Pratapa Pallavi N, Patz Edward F, Hartemink Alexander J
Duke University, Dept. of Computer Science, Box 90129, Durham, NC 27708, USA.
Pac Symp Biocomput. 2006:279-90.
In seeking to find diagnostic biomarkers in proteomic spectra, two significant problems arise. First, not only is there noise in the measured intensity at each m/z value, but there is also noise in the measured m/z value itself. Second, the potential for overfitting is severe: it is easy to find features in the spectra that accurately discriminate disease states but have no biological meaning. We address these problems by developing and testing a series of steps for pre-processing proteomic spectra and extracting putatively meaningful features before presentation to feature selection and classification algorithms. These steps include an HMM-based latent spectrum extraction algorithm for fusing the information from multiple replicate spectra obtained from a single tissue sample, a simple algorithm for baseline correction based on a segmented convex hull, a peak identification and quantification algorithm, and a peak registration algorithm to align peaks from multiple tissue samples into common peak registers. We apply these steps to MALDI spectral data collected from normal and tumor lung tissue samples, and then compare the performance of feature selection with FDR followed by classification with an SVM, versus joint feature selection and classification with Bayesian sparse multinomial logistic regression (SMLR). The SMLR approach outperformed FDR+SVM, but both were effective in achieving good diagnostic accuracy with a small number of features. Some of the selected features have previously been investigated as clinical markers for lung cancer diagnosis; some of the remaining features are excellent candidates for further research.

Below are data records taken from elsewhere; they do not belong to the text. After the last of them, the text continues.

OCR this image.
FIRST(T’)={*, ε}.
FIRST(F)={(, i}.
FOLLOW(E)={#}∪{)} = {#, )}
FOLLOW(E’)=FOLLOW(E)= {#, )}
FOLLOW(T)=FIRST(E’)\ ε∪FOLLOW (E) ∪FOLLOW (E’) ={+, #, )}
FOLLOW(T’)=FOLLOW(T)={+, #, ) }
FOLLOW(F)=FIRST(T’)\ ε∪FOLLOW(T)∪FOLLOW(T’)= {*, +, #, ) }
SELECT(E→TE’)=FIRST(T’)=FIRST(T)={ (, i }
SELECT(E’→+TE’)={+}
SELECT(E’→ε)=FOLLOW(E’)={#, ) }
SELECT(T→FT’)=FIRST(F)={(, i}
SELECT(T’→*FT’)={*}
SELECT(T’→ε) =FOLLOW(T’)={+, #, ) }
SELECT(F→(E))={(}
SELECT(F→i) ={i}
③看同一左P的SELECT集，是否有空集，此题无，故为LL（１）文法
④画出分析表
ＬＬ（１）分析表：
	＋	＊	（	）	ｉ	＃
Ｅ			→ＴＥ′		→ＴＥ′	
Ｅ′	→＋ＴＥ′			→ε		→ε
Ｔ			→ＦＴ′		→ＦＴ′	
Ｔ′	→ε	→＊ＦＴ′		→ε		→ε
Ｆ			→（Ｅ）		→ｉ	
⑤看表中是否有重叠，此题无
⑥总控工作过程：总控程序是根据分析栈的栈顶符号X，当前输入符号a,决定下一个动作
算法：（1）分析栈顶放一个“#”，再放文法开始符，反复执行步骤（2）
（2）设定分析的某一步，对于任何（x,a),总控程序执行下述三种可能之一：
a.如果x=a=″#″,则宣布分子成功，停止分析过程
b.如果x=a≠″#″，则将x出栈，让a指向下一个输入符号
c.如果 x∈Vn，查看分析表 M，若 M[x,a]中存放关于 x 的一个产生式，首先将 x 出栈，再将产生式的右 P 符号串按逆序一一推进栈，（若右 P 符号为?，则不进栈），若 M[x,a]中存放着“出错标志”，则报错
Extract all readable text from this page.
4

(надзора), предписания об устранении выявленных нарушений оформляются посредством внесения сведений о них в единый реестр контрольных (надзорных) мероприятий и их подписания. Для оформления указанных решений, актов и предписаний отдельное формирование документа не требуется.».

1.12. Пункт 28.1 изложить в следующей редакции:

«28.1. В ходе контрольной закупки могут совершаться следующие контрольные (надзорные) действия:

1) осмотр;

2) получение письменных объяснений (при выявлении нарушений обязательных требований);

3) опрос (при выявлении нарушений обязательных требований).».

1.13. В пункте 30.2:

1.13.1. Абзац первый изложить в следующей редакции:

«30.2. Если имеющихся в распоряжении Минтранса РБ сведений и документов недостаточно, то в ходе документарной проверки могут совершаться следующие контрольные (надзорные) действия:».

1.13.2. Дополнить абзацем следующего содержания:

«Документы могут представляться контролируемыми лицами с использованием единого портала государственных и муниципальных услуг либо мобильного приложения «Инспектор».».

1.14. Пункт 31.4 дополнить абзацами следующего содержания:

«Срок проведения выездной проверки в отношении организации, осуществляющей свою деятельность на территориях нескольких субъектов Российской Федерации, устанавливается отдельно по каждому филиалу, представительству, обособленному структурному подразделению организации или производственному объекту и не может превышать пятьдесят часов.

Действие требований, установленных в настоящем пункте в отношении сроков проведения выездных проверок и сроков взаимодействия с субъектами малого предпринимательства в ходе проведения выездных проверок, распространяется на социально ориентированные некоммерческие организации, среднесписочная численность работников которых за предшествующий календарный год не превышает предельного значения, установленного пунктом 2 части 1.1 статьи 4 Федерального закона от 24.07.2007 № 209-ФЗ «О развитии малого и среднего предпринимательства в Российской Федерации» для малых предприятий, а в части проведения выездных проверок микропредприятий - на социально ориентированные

在试图从蛋白质组学光谱中寻找诊断生物标志物时,出现了两个重大问题。首先,不仅在每个质荷比(m/z)值处的测量强度存在噪声,而且在测量的质荷比值本身也存在噪声。其次,过拟合的可能性很大:很容易在光谱中找到能准确区分疾病状态但没有生物学意义的特征。我们通过开发和测试一系列用于预处理蛋白质组学光谱并在将其呈现给特征选择和分类算法之前提取假定有意义特征的步骤来解决这些问题。这些步骤包括一种基于隐马尔可夫模型(HMM)的潜在光谱提取算法,用于融合从单个组织样本获得的多个重复光谱的信息;一种基于分段凸包的简单基线校正算法;一种峰识别和定量算法;以及一种峰配准算法,用于将来自多个组织样本的峰对齐到共同的峰寄存器中。我们将这些步骤应用于从正常和肿瘤肺组织样本收集的基质辅助激光解吸电离(MALDI)光谱数据,然后比较先进行错误发现率(FDR)特征选择再用支持向量机(SVM)分类的性能,与使用贝叶斯稀疏多项式逻辑回归(SMLR)进行联合特征选择和分类的性能。SMLR方法优于FDR + SVM,但两者在使用少量特征实现良好诊断准确性方面都很有效。一些选定的特征此前已作为肺癌诊断的临床标志物进行过研究;其余一些特征是进一步研究的优秀候选对象。